ESPAÇO

por Luis Fernando Veríssimo*
Já somos seis bilhões, não contando os milhões que
nasceram desde o começo desta frase.
Se fosse um planeta bem administrado, isso não assustaria
tanto. Mas é, além de tudo, um lugar mal frequentado. Temos a fertilidade de
coelhos e o caráter de chacais, que, como se sabe, são animais sem qualquer
espírito de solidariedade.
As megacidades, que um dia foram símbolos da felicidade
bem distribuída que a ciência e a técnica nos trariam — um helicóptero em cada
garagem e caloria sintética para todos, segundo as projeções futuristas de anos
atrás — se transformaram em representações da injustiça sem remédio, cidadelas
de privilégio cercadas de miséria, uma réplica exata do mundo feudal, só que
com monóxido de carbono.
Nosso futuro é a aglomeração urbana, e as sociedades se
dividem entre as que se preparam — conscientemente ou não — para um mundo
desigual e apertado e as que confiam que as cidadelas resistirão às hordas sem
espaço.
Os jornais ficaram mais estreitos para economizar papel,
mas também porque diminui a área para expansão dos nossos cotovelos. Chegaremos
ao tabloide radical, duas ou três colunas magras onde tudo terá que ser dito
com concisão desesperada. Adeus advérbios de modo e frases longas, adeus
frivolidades e divagações superficiais como esta.

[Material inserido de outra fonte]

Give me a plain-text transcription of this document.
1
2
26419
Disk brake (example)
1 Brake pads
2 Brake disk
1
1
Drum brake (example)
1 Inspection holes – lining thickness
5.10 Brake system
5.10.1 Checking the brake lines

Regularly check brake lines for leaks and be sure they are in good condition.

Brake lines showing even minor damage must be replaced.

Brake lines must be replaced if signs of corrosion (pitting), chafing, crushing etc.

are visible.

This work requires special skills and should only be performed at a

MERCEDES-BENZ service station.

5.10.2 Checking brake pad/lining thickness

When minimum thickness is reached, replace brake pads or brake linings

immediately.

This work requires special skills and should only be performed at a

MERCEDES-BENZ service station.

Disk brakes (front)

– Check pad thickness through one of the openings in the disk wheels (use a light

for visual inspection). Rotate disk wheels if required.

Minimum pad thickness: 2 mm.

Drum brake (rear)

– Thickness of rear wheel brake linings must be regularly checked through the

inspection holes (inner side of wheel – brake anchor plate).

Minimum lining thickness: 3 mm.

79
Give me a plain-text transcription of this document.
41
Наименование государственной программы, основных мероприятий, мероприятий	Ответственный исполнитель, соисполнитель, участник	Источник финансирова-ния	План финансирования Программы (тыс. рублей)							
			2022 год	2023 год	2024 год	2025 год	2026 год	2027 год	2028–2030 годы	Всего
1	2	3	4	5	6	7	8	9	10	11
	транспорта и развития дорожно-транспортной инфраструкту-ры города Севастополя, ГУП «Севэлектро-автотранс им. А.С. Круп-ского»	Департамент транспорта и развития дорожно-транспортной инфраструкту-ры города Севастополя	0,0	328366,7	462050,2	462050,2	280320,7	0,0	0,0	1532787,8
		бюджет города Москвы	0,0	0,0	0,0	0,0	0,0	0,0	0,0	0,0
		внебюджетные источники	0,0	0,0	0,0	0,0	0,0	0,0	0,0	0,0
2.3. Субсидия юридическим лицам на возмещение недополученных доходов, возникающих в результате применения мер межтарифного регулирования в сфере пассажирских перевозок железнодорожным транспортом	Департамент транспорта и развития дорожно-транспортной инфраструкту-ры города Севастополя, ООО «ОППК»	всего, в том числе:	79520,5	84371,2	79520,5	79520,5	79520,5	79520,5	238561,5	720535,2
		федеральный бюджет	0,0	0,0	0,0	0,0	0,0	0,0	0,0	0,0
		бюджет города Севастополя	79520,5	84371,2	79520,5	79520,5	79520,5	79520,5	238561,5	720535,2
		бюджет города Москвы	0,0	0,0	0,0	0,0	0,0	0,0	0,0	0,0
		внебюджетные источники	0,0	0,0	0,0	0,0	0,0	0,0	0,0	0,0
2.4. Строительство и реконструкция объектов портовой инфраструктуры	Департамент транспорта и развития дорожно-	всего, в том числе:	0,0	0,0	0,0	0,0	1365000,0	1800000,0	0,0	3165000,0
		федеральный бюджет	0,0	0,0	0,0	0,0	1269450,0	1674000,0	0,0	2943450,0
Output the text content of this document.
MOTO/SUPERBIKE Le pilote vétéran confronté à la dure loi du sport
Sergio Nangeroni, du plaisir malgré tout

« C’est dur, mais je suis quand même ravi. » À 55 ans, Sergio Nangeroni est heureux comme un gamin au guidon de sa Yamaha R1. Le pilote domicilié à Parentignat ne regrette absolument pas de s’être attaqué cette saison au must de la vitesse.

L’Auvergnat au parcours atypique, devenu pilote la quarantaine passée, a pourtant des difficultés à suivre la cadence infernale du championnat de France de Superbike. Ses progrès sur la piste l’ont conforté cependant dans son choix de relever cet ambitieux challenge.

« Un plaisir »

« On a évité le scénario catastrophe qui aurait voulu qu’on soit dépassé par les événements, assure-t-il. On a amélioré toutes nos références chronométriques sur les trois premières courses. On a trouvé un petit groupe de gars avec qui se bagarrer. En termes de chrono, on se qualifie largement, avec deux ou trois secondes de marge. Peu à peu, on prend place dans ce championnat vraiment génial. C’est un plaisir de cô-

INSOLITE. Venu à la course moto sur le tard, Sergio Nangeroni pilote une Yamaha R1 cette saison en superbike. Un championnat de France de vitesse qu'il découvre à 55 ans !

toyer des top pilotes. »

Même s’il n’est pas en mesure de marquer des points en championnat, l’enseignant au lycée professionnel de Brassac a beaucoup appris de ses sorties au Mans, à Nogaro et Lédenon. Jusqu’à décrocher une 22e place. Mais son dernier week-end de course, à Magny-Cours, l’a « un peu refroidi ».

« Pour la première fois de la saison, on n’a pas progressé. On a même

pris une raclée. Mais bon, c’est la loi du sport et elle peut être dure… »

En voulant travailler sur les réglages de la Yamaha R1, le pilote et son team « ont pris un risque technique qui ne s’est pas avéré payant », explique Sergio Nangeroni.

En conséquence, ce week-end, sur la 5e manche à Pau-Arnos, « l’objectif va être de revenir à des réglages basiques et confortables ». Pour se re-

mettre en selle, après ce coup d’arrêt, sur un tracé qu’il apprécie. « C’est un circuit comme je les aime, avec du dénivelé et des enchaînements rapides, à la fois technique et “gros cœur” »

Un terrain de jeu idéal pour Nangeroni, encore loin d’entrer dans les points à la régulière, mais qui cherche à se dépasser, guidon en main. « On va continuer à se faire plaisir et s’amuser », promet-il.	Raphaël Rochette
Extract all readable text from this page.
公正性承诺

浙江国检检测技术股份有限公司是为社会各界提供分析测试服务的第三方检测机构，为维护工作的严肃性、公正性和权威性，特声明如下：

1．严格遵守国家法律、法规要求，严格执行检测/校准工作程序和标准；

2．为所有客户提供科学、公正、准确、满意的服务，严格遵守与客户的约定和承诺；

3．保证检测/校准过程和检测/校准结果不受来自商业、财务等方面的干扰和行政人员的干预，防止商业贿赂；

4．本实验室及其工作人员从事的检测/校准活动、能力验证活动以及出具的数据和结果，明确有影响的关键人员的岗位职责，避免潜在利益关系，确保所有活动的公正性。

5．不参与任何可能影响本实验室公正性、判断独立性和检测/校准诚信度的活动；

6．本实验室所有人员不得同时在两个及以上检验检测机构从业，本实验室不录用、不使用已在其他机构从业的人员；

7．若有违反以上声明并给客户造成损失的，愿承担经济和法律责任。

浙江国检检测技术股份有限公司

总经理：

A tendência de tudo feito pelo homem é para a diminuição
— dos telefones e computadores portáteis aos assentos na classe econômica. O
próprio ser humano trata de perder volume, não por razões estéticas ou de
saúde, mas para poder caber no mundo.
No Japão, onde muita gente convive há anos com pouco
lugar, o espaço é sagrado. Surpreende a extensão dos jardins do Palácio
Imperial no centro de Tóquio, uma cidade onde nem milionário costuma ter mais
de dois quartos, o que dirá um quintal. É que o espaço é a suprema deferência
japonesa. O imperador sacralizado é ele e sua imensa circunstância.
Já nos Estados Unidos, reverencia-se o espaço com o
desperdício. Para entender os americanos, você precisa entender a sua
classificação de camas de acordo com o tamanho: queen size, tamanho rainha,
king size, para reis e, era inevitável, emperor size, do tamanho de jardins
imperiais. É o espaço como suprema ostentação, pois — a não ser para orgias e
piqueniques — nada é mais supérfluo do que espaço sobrando numa cama,
exatamente o lugar onde não se vai a lugar algum.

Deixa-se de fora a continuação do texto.